Deep Vein Thrombosis
Deep vein thrombosis (DVT) is a condition that occurs when a blood clot forms in a vein deep inside the body, usually in the leg. It can cause swelling, pain, and discomfort, and in some cases, can lead to serious complications such as pulmonary embolism.
DVT is caused by a variety of factors such as prolonged immobility (for example, when traveling long distances or after surgery), injury to a vein, certain medical conditions that increase the risk of clotting (such as cancer, heart failure, or inflammatory bowel disease), and some medications that can affect blood clotting.
Symptoms of DVT may include pain, swelling, redness, and warmth in the affected leg, but some people with DVT may not have any symptoms. If the blood clot breaks off and travels to the lungs, it can cause a life-threatening condition called pulmonary embolism, which can cause shortness of breath, chest pain, and fainting.
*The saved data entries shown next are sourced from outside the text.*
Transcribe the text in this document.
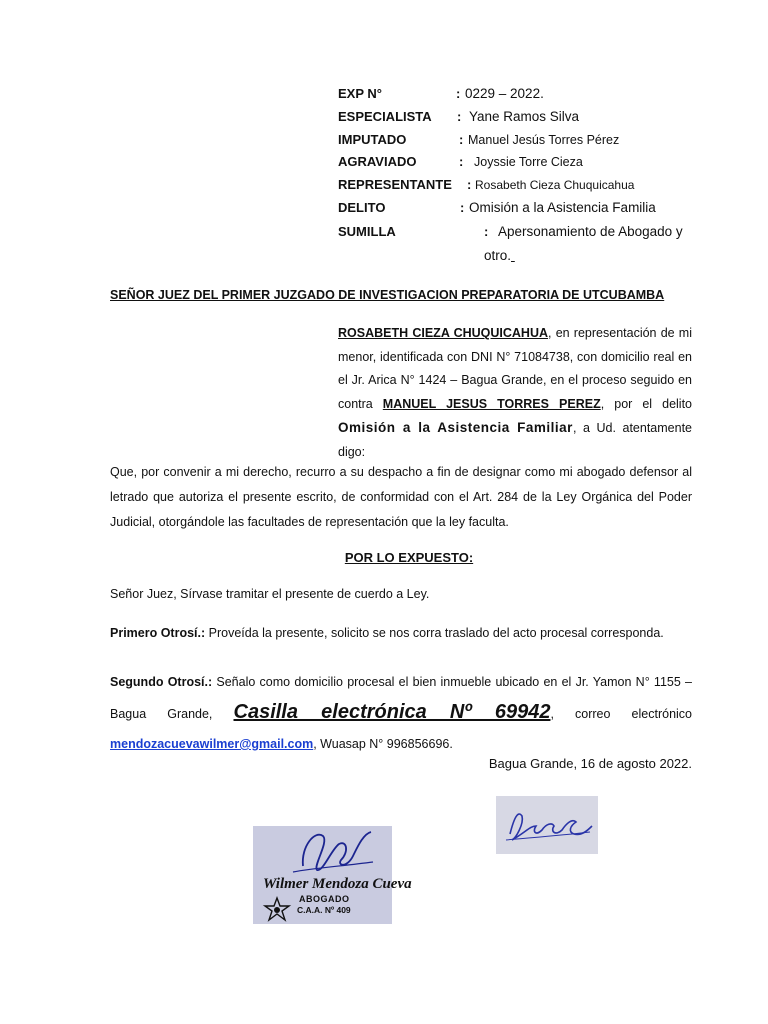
EXP N°	: 0229 – 2022.
ESPECIALISTA : Yane Ramos Silva
IMPUTADO	: Manuel Jesús Torres Pérez
AGRAVIADO	: Joyssie Torre Cieza
REPRESENTANTE : Rosabeth Cieza Chuquicahua
DELITO	: Omisión a la Asistencia Familia
SUMILLA	: Apersonamiento de Abogado y
otro.
SEÑOR JUEZ DEL PRIMER JUZGADO DE INVESTIGACION PREPARATORIA DE UTCUBAMBA
ROSABETH CIEZA CHUQUICAHUA, en representación de mi menor, identificada con DNI N° 71084738, con domicilio real en el Jr. Arica N° 1424 – Bagua Grande, en el proceso seguido en contra MANUEL JESUS TORRES PEREZ, por el delito Omisión a la Asistencia Familiar, a Ud. atentamente digo:
Que, por convenir a mi derecho, recurro a su despacho a fin de designar como mi abogado defensor al letrado que autoriza el presente escrito, de conformidad con el Art. 284 de la Ley Orgánica del Poder Judicial, otorgándole las facultades de representación que la ley faculta.
POR LO EXPUESTO:
Señor Juez, Sírvase tramitar el presente de cuerdo a Ley.
Primero Otrosí.: Proveída la presente, solicito se nos corra traslado del acto procesal corresponda.
Segundo Otrosí.: Señalo como domicilio procesal el bien inmueble ubicado en el Jr. Yamon N° 1155 – Bagua Grande, Casilla electrónica Nº 69942, correo electrónico mendozacuevawilmer@gmail.com, Wuasap N° 996856696.
Bagua Grande, 16 de agosto 2022.
Wilmer Mendoza Cueva
ABOGADO
C.A.A. Nº 409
Treatment for DVT typically involves anticoagulant medications, which thin the blood and prevent further clots from forming. In some cases, additional procedures such as the insertion of a filter into the vena cava (the large vein that carries blood from the lower body to the heart) may be necessary to prevent pulmonary embolism. It’s important to seek medical attention if you suspect that you may have DVT to prevent further complications.